= Transport in Kiribati =

CIA
Transport in Kiribati is limited by the country's geography as a widely dispersed island nation in the central Pacific Ocean. The transport system consists primarily of short road networks on major atolls, domestic and international air services, and coastal and inter-island sea transport. There are no railways, and most travel between islands relies on ships or aircraft, with Tarawa and Kiritimati serving as the main transport hubs.

==Roadways==
There are 670 km of highways in Kiribati (1996 est.) of which 27 km are paved in South Tarawa (2001). The longest stretch of road travels from South Tarawa to North Tarawa.

There are no railways.

==Water transport==
Ports and harbours include Banaba, Betio, English Harbor, and Kanton. There is a small network of canals, totaling 5 km, in the Line Islands.
The Merchant marine includes the ships of the Kiribati JMR Group that operates the Coral Sea Shipping Line, which has three ships: Coral Sea number 1, Coral Sea number 2 and Coral Sea number 3. One merchant ship connects, from time to time, the Line Islands (Kiritimati, Fanning and Washington) and makes stops en route at the Phoenix Islands.

==Air travel==
2 small aeroplanes fly out of the Gilbert Islands, except for Banaba.
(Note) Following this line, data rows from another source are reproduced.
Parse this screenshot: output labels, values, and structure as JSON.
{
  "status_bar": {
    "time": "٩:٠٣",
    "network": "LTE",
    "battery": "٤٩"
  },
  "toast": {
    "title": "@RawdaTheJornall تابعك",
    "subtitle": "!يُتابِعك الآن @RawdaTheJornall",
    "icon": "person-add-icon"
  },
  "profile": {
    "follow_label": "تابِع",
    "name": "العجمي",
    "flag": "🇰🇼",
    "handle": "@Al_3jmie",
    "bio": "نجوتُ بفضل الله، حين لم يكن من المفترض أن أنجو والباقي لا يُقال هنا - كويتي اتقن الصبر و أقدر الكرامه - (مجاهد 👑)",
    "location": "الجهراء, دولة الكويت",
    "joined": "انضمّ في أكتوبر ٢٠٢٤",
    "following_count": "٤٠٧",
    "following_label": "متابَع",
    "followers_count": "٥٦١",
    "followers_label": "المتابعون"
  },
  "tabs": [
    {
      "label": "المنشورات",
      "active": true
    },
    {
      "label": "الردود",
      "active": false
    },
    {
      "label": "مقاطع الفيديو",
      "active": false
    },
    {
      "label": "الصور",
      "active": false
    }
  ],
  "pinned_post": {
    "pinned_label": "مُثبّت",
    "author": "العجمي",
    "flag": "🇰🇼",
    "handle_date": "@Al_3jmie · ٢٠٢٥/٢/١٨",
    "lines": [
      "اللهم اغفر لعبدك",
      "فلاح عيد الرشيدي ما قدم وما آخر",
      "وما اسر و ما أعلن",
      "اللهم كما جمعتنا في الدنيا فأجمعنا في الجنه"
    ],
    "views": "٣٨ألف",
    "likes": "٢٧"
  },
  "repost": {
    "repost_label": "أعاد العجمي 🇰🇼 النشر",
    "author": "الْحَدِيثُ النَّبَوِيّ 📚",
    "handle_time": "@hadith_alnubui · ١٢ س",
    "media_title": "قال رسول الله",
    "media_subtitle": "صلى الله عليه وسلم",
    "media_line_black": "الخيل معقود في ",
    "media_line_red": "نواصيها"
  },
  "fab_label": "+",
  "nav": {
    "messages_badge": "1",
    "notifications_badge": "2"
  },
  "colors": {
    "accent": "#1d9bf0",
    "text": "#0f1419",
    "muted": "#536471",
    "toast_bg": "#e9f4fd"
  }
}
Beginning in January 2009, Kiribati has two domestic airlines: Air Kiribati and Coral Sun Airways. Both airlines are based in Tarawa's Bonriki International Airport and serve destinations across the Gilbert Islands only. Neither the Phoenix nor Line Islands are served by the domestic carriers. The only served airport by any airline is Cassidy International Airport on Kiritimati. Fiji's national carrier Fiji Airways provides an international service from Fiji's main airport, Nadi International Airport to Cassidy Airport as well as to Bonriki Airport. Fiji Airways currently flies a twice weekly flight from Nadi International Airport to Bonriki, Kiribati.

=== Airports ===
As of 2010, there are 23 airports in Kiribati, of which 4 have paved runways, the only international ones being Bonriki International Airport and Cassidy International Airport. Bonriki International Airport is currently undergoing an upgrade program to bring airport security up to IATA standards - this includes the construction of a fence around the entire perimeter.